The transaction has been unanimously approved by the Board of Directors of each company. Consummation of the Merger is subject to various conditions, including, among others: (i) requisite approval of the holders of PPSF common stock; (ii) effectiveness of a Form S-4 registration statement relating to the F&M common stock to be issued in the Merger and listing of the F&M common stock to be issued in the Merger on the NASDAQ Capital Market; and (iii) receipt of regulatory approvals and other customary closing conditions. The shareholders meeting of Peoples-Sidney Financial is scheduled on September 16, 2022. The parties anticipate completing the Merger in the third or fourth quarter of 2022. Excluding one-time transaction costs, F&M expects the transaction to be approximately 2.5% and 3.9% accretive to estimated 2023 and 2024 diluted earnings per share, respectively.
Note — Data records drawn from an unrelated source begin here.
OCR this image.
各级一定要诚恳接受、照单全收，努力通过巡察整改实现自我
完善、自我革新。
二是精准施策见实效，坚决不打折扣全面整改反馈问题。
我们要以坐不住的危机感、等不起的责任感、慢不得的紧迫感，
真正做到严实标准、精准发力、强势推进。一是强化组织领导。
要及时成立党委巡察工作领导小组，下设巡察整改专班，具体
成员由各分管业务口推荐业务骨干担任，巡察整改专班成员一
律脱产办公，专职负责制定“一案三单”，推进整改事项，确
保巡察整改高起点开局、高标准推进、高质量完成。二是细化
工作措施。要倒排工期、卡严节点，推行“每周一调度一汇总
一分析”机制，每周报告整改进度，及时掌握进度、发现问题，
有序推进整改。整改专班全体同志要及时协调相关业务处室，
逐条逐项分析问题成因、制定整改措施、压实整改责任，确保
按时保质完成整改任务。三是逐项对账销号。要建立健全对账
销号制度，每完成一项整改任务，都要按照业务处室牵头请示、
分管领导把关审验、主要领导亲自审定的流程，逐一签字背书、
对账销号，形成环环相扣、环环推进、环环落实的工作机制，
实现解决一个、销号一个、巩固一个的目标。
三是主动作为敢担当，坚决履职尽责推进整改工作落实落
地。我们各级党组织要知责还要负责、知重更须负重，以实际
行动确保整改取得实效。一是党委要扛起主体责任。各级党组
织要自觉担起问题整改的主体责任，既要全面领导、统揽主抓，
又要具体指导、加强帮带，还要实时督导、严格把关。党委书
Piper Sandler & Co. acted as financial advisor and Thomas C. Blank and Martin D. Werner of Shumaker, Loop & Kendrick, LLP acted as legal advisor to Farmers & Merchants. Boenning & Scattergood acted as financial advisor and fairness opinion provider and Kimberly J. Schaefer of Vorys, Sater, Seymour and Pease LLP acted as legal advisor to Peoples-Sidney Financial. Pursuant to the Boenning engagement agreement, PPSF agreed to pay Boenning or its assigns a cash fee equal to 1.50% of the implied transaction value, $15,000 of which became payable upon retention of Boenning, $75,000 of which became payable concurrently with the rendering of Boenning's opinion, and the balance of which is contingent upon the consummation of the Merger. Computershare Trust Company, Inc acted as exchange agent to FMAO. Boenning & Scattergood, Inc. acted as due diligence provider to PPSF.